Salí a pasear hacia las ocho de la mañana. Y volví a quedarme hechizado, literalmente seducido. Segovia es una ciudad parsimoniosa y elegante, llena de rincones evocadores, de detalles esculpidos en la piedra, de buen gusto y encanto. Volví a tomar la carretera sin pereza alguna y viví cuatro horas espléndidas de diálogo sigiloso con el paisaje, con las tierras de Segovia y Soria. Llevaba en el bolsillo otra invitación para volver en julio y para que monte un espectáculo narrativo de una hora y cuarto o así con siete u ocho cuentos.
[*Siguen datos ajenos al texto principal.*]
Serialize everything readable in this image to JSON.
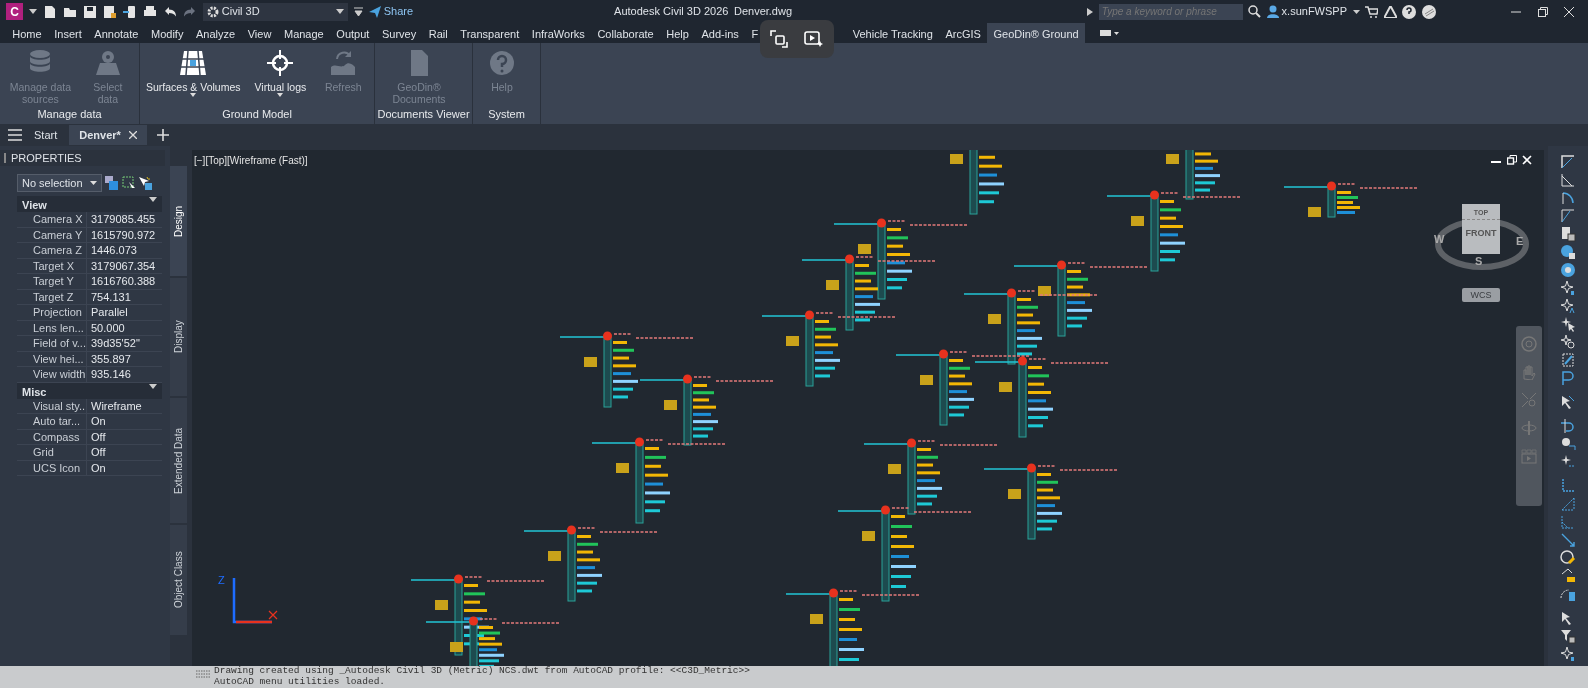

Ignacio me ha convencido de que lo haga. Además, me ha convertido en un personaje de una novela que está escribiendo en homenaje a Avelino Hernández, el escritor de quien tanto nos hablaba Carmelo Romero, aquel novelista, ya fallecido, que trajo hace unos años a “Invitación a la Lectura” Ramón Acín. Ayer por la mañana, volvió a llamarme Ignacio: “No lo dudes. Lo pasaremos muy bien”. Es decir, que si no hay novedad o escalofrío, en julio iré a pasar unos días a Segovia, esa ciudad donde se recuerda a Cervantes, a Machado y a María Zambrano con enorme cariño. Esa ciudad que te acoge al entrar y te despide al salir con el abrazo y la bendición de su acueducto.

 

*Estuve hace un par de años en Segovia y ahora Ignacio Sanz me ha invitado para que vaya a participar en el festival de narradores orales. La función es mañana, a las 22.00, en el patio de la casa de Andrés Laguna. Cuelgo aquí el texto que redacté  entonces.Sólo voy a contar cuentos de mi infancia en Galicia, salvo que me pidan otra cosa. En la foto, vemos a Ignacio Sanz con su traje de ceramista.